Meselson studierte Chemie an der University of Chicago mit dem Bachelor-Abschluss 1951 und schloss sein Studium am California Institute of Technology (CalTech) ab. Er promovierte dort 1957 bei Linus Pauling mit der Arbeit I. Equilibrium sedimentation of macromolecules in density gradients with application to the study of deoxyribonucleic acid. II. The crystal structure of N,N-dimethyl malonamide.[1] 1958 wurde er Assistant Professor am Caltech und 1960 Associate Professor an der Harvard University, an der er eine volle Professur erhielt und ab 1976 Thomas Dudley Cabot Professor of Natural Sciences war.
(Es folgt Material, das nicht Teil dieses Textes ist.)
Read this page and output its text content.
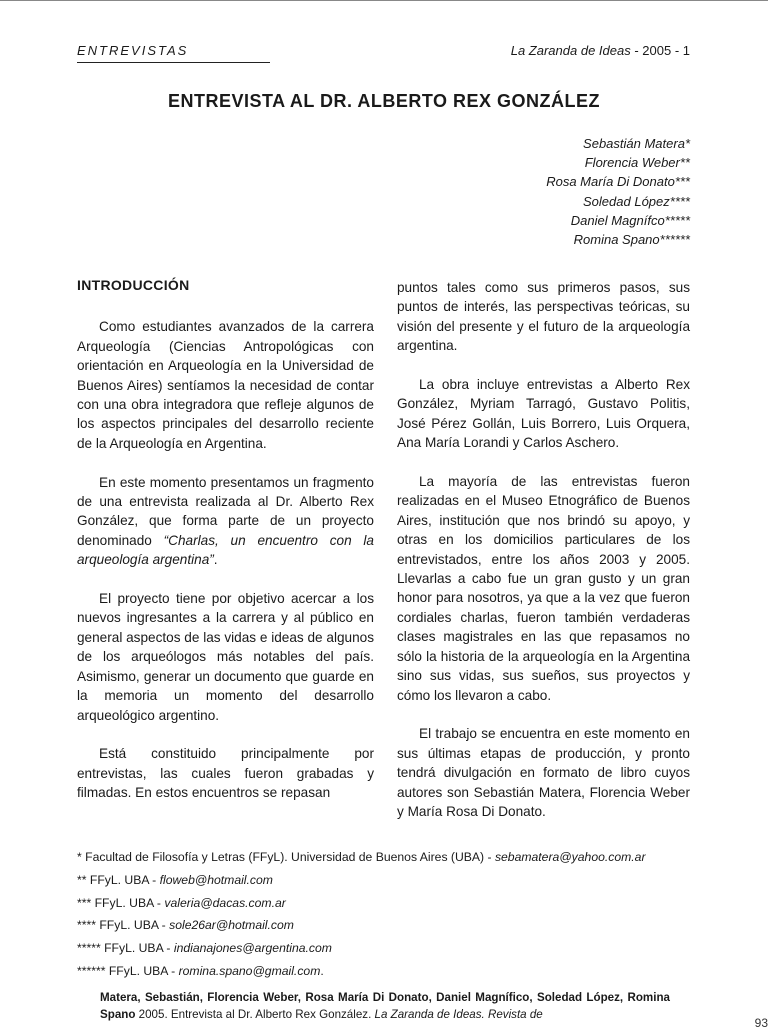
ENTREVISTAS	La Zaranda de Ideas - 2005 - 1
ENTREVISTA AL DR. ALBERTO REX GONZÁLEZ
Sebastián Matera*
Florencia Weber**
Rosa María Di Donato***
Soledad López****
Daniel Magnífco*****
Romina Spano******
INTRODUCCIÓN

Como estudiantes avanzados de la carrera Arqueología (Ciencias Antropológicas con orientación en Arqueología en la Universidad de Buenos Aires) sentíamos la necesidad de contar con una obra integradora que refleje algunos de los aspectos principales del desarrollo reciente de la Arqueología en Argentina.

En este momento presentamos un fragmento de una entrevista realizada al Dr. Alberto Rex González, que forma parte de un proyecto denominado “Charlas, un encuentro con la arqueología argentina”.

El proyecto tiene por objetivo acercar a los nuevos ingresantes a la carrera y al público en general aspectos de las vidas e ideas de algunos de los arqueólogos más notables del país. Asimismo, generar un documento que guarde en la memoria un momento del desarrollo arqueológico argentino.

Está constituido principalmente por entrevistas, las cuales fueron grabadas y filmadas. En estos encuentros se repasan

puntos tales como sus primeros pasos, sus puntos de interés, las perspectivas teóricas, su visión del presente y el futuro de la arqueología argentina.

La obra incluye entrevistas a Alberto Rex González, Myriam Tarragó, Gustavo Politis, José Pérez Gollán, Luis Borrero, Luis Orquera, Ana María Lorandi y Carlos Aschero.

La mayoría de las entrevistas fueron realizadas en el Museo Etnográfico de Buenos Aires, institución que nos brindó su apoyo, y otras en los domicilios particulares de los entrevistados, entre los años 2003 y 2005. Llevarlas a cabo fue un gran gusto y un gran honor para nosotros, ya que a la vez que fueron cordiales charlas, fueron también verdaderas clases magistrales en las que repasamos no sólo la historia de la arqueología en la Argentina sino sus vidas, sus sueños, sus proyectos y cómo los llevaron a cabo.

El trabajo se encuentra en este momento en sus últimas etapas de producción, y pronto tendrá divulgación en formato de libro cuyos autores son Sebastián Matera, Florencia Weber y María Rosa Di Donato.

* Facultad de Filosofía y Letras (FFyL). Universidad de Buenos Aires (UBA) - sebamatera@yahoo.com.ar
** FFyL. UBA - floweb@hotmail.com
*** FFyL. UBA - valeria@dacas.com.ar
**** FFyL. UBA - sole26ar@hotmail.com
***** FFyL. UBA - indianajones@argentina.com
****** FFyL. UBA - romina.spano@gmail.com.
Matera, Sebastián, Florencia Weber, Rosa María Di Donato, Daniel Magnífico, Soledad López, Romina Spano 2005. Entrevista al Dr. Alberto Rex González. La Zaranda de Ideas. Revista de
93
1954 bekam er eine Anstellung am Marine Biological Laboratory in Woods Hole, Massachusetts. Dort begann auch seine Zusammenarbeit mit Franklin Stahl. Die beiden entwickelten später ein Verfahren, mit dem sich nachweisen ließ, dass die Replikation der Desoxyribonukleinsäure semikonservativ (= halb-bewahrend) ist. Dieser Versuch ist als Meselson-Stahl-Versuch bekannt[2]. 1961 war er mit François Jacob und Sydney Brenner an der experimentellen Entdeckung von Messenger-RNA beteiligt[3], was eine Hypothese von Jacques Monod und Jacob bestätigte. Er untersuchte die natürliche DNA-Reparatur in Zusammenarbeit mit dem späteren Nobelpreisträger Paul Modrich (DNA mismatch repair, Reparatur an einem Strang und Rolle der Methylierung)[4][5][6] und die Art, wie Zellen fremde DNA vernichten. Unabhängig von Werner Arber entdeckte er Ende der 1960er Jahre die Wirkweise der zuerst von Salvador Luria und anderen in den 1950er Jahren bei Bakteriophagen entdeckten Restriktionsenzyme[7], die danach eine fundamentale Rolle in der Entwicklung der Gentechnik in den 1970er Jahren spielten.
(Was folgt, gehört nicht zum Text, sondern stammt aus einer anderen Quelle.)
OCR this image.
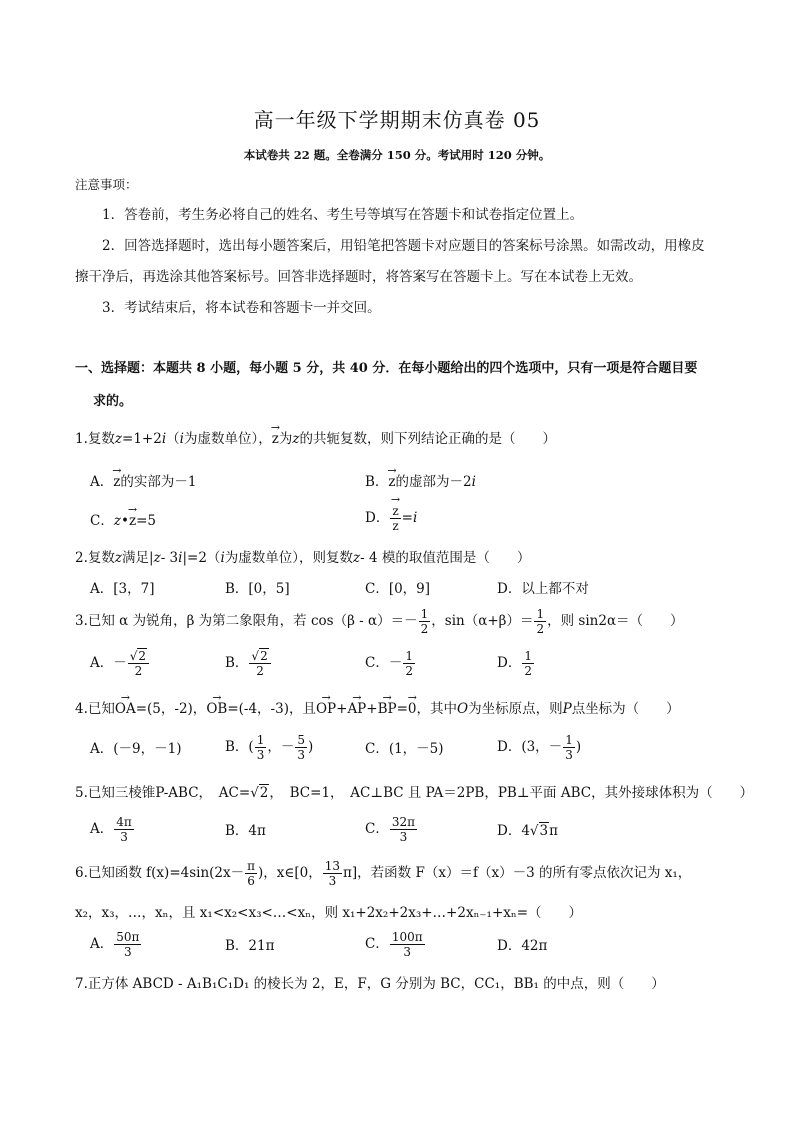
高一年级下学期期末仿真卷 05
本试卷共 22 题。全卷满分 150 分。考试用时 120 分钟。
注意事项：
1．答卷前，考生务必将自己的姓名、考生号等填写在答题卡和试卷指定位置上。
2．回答选择题时，选出每小题答案后，用铅笔把答题卡对应题目的答案标号涂黑。如需改动，用橡皮
擦干净后，再选涂其他答案标号。回答非选择题时，将答案写在答题卡上。写在本试卷上无效。
3．考试结束后，将本试卷和答题卡一并交回。
一、选择题：本题共 8 小题，每小题 5 分，共 40 分．在每小题给出的四个选项中，只有一项是符合题目要
求的。
1.复数z=1+2i（i为虚数单位），→ z为z的共轭复数，则下列结论正确的是（　　）
A．→ z的实部为－1	B．→ z的虚部为－2i
C．z•→ z=5	D．
→ $\frac{z}{z} =i$
2.复数z满足|z- 3i|=2（i为虚数单位），则复数z- 4 模的取值范围是（　　）
A．[3，7]	B．[0，5]	C．[0，9]	D．以上都不对
3.已知 α 为锐角，β 为第二象限角，若 $\cos(\beta - \alpha)=- \frac{1}{2}$ ，$\sin(\alpha+\beta)= \frac{1}{2}$ ，则 sin2α＝（　　）
A．－ $\frac{√2}{2}$	B． $\frac{√2}{2}$	C．－ $\frac{1}{2}$	D． $\frac{1}{2}$
4.已知→ OA=(5，-2)，→ OB=(-4，-3)，且→ OP+→ AP+→ BP=→ 0，其中O为坐标原点，则P点坐标为（　　）
A．(－9，－1)	B．( $\frac{1}{3}$ ，－ $\frac{5}{3}$ )	C．(1，－5)	D．(3，－ $\frac{1}{3}$ )
5.已知三棱锥P-ABC，　AC=√2，　BC=1，　AC⊥BC 且 PA＝2PB，PB⊥平面 ABC，其外接球体积为（　　）
A． $\frac{4\pi}{3}$	B．4π	C． $\frac{32\pi}{3}$	D．4√3π
6.已知函数 $f(x)=4\sin(2x- \frac{\pi}{6}$ )，x∈[0， $\frac{13}{3} \pi$]，若函数 F（x）＝f（x）－3 的所有零点依次记为 x₁，
x₂，x₃，…，xₙ，且 x₁<x₂<x₃<…<xₙ，则 x₁+2x₂+2x₃+…+2xₙ₋₁+xₙ=（　　）
A． $\frac{50\pi}{3}$	B．21π	C． $\frac{100\pi}{3}$	D．42π
7.正方体 ABCD - A₁B₁C₁D₁ 的棱长为 2，E，F，G 分别为 BC，CC₁，BB₁ 的中点，则（　　）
Ab 1963 befasste er sich auch mit chemischen und biologischen Waffen und deren Kontrolle und Beschränkung und beriet auf diesem Gebiet mehrere US-Regierungen (Berater der US Arms Control and Disarmament Agency 1963 bis 1973).

1962 wurde Meselson in die American Academy of Arts and Sciences gewählt, und er ist Mitglied der National Academy of Sciences, in deren Rat er 1984 bis 1987 war, und des Institute of Medicine der National Academy of Sciences und Fellow der Royal Society. Seit 1981 ist er Mitglied der American Philosophical Society.[8] Er wurde 1963 mit dem National Academy of Sciences Award in Molecular Biology, 1995 mit der Thomas Hunt Morgan Medal und 2004 mit dem Albert Lasker Special Achievement Award ausgezeichnet. 1984 war er MacArthur Fellow. Er ist Ehrendoktor in Yale, Princeton, der Oakland University und der University of Chicago. 1978 erhielt er den Leo Szilard Award, 1964 den Eli Lilly Award und er erhielt den Lehman Award und Presidential Award der New York Academy of Sciences.

WerkeBearbeiten

  • Chemicals and cancer. University Press, Boulder, Col. 1979

LiteraturBearbeiten

  • Frederic L. Holmes: Meselson, Stahl and the replication of DNA. Yale, New Haven, Conn. 2001, ISBN 0-300-08540-0

EinzelnachweiseBearbeiten

  1. Lebensdaten, Publikationen und Akademischer Stammbaum von Matthew S. Meselson bei academictree.org, abgerufen am 2. Januar 2019.
  2. Meselson, Stahl, The Replication of DNA in Escherichia coli, Proc. Nat. Acad. Sci., Band 44, 1958, S. 671–682
  3. Brenner, Jacob, Meselson, An unstable intermediate carrying information from genes to ribosomes for protein synthesis, Nature, Band 190, 1961, S. 576–81
  4. Nobelpreis-Würdigung für Modrich und Kollegen 2015, pdf
  5. R. Wagner, M. Meselson, Repair tracts in mismatched DNA heteroduplexes, Proc. Nat. Acad. Band 73, 1976, S. S. 4135–4139
  6. P. J. Pukkila, J. Peterson, G. Herman, P. Modrich, M. Meselson: Effects of high levels of DNA adenine methylation on methyl-directed mismatch repair in Escherichia coli. In: Genetics. Band 104, Nummer 4, August 1983, S. 571–582, PMID 6225697, PMC 1202127 (freier Volltext).
  7. M. Meselson, R. Yuan DNA restriction enzyme from E. coli, Nature, Band 217, 1968, S. 1110–4
  8. Member History: Matthew S. Meselson. American Philosophical Society, abgerufen am 25. November 2018.